などと叱られたらどんなに惨めな思いをするでしょう。

それが分かれば、

「こんなこともできないの。さっきやったばかりじゃない」などという言葉を、子どもにあびせることはできませんよね。

そこで

自分は、どうも愛する子どもに対し、感情的になりがちだ。

と思えるならば

一度 自分が言ってしまいそうな最悪セリフ集を作っておくことをお勧めします。

子どもを「奮起」させるつもりで、今回の例のような言葉を親が意識的に言う場合もあると思います。

しかし、私の経験上では、結果的には子どもが「やる気をなくす」ことの方が多いような気がします。

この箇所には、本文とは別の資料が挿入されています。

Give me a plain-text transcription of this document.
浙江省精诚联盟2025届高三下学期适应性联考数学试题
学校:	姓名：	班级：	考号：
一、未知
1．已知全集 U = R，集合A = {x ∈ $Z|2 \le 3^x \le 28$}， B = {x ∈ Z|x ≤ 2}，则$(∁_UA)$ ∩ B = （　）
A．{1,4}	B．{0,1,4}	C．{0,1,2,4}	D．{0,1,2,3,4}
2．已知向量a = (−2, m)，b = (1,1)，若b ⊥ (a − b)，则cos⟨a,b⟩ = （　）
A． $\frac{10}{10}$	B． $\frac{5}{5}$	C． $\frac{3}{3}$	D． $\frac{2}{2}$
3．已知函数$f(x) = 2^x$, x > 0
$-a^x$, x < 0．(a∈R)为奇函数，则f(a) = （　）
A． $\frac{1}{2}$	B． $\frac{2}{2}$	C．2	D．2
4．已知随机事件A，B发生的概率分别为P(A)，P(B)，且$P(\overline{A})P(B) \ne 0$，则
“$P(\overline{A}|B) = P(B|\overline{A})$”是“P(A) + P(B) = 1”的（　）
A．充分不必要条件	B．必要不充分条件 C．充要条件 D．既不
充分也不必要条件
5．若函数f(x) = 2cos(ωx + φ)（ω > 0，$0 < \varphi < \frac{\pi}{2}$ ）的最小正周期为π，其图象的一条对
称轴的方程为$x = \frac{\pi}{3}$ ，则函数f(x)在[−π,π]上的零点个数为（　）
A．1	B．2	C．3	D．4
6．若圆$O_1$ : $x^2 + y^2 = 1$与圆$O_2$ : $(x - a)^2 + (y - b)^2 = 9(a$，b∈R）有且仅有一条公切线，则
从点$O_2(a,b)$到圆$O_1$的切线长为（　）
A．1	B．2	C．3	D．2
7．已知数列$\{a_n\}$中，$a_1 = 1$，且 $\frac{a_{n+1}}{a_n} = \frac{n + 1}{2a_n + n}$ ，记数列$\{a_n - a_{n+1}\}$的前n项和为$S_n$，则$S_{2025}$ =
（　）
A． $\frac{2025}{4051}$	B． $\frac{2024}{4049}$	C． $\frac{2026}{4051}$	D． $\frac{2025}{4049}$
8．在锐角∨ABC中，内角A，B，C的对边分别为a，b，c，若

子どもを愛し過ぎる故に起こり得る過ちの一つと考えられます。ご参考までに。

 

 

次回は 「100円ちょうだい」に、するつもりです

 

「5.それを言っちゃ おしめえよ」への2件のフィードバック

  1. 心が痛いです…
    私も、辞めさすつもりもないのに「もう、やめる?」とか奮起させるために言ってしまいます。
    確かに自分が言われたら嫌な気になりますし、そこで「うん、辞める」って言われたら、返す言葉もありません…
    しかし、現在、子供のやる気を奮起させるにはどうしたらいいのかと完全に模索中です。
    つくづく子育ては難しいと感じます。

    1. 慶の母さん こんにちは。
      いつも コメント ありがとうございます。
      ホント、「じゃ 辞める?」って すぐ 言ってしまう親が多いです。
      「別に 他にやることは たくさんあるし・・・色々経験することも大事だから」って
      もっともらしい事を言う親と、けっこう出会いました。
      勿論 一概には言えませんが、
      子どもが「他にしてみたいことが見つかった」から辞めるのなら良いとは思いますが、
      「したくないから辞める」のでは、良くないと思います。
      恐らく、「したくないから 辞める」は、その繰り返しになると思います。
      また、一番問題なのは、子どもは本当は我慢できるのに、親が我慢できなくなり、
      親が楽になるために、子どもに辞めさすパターンです。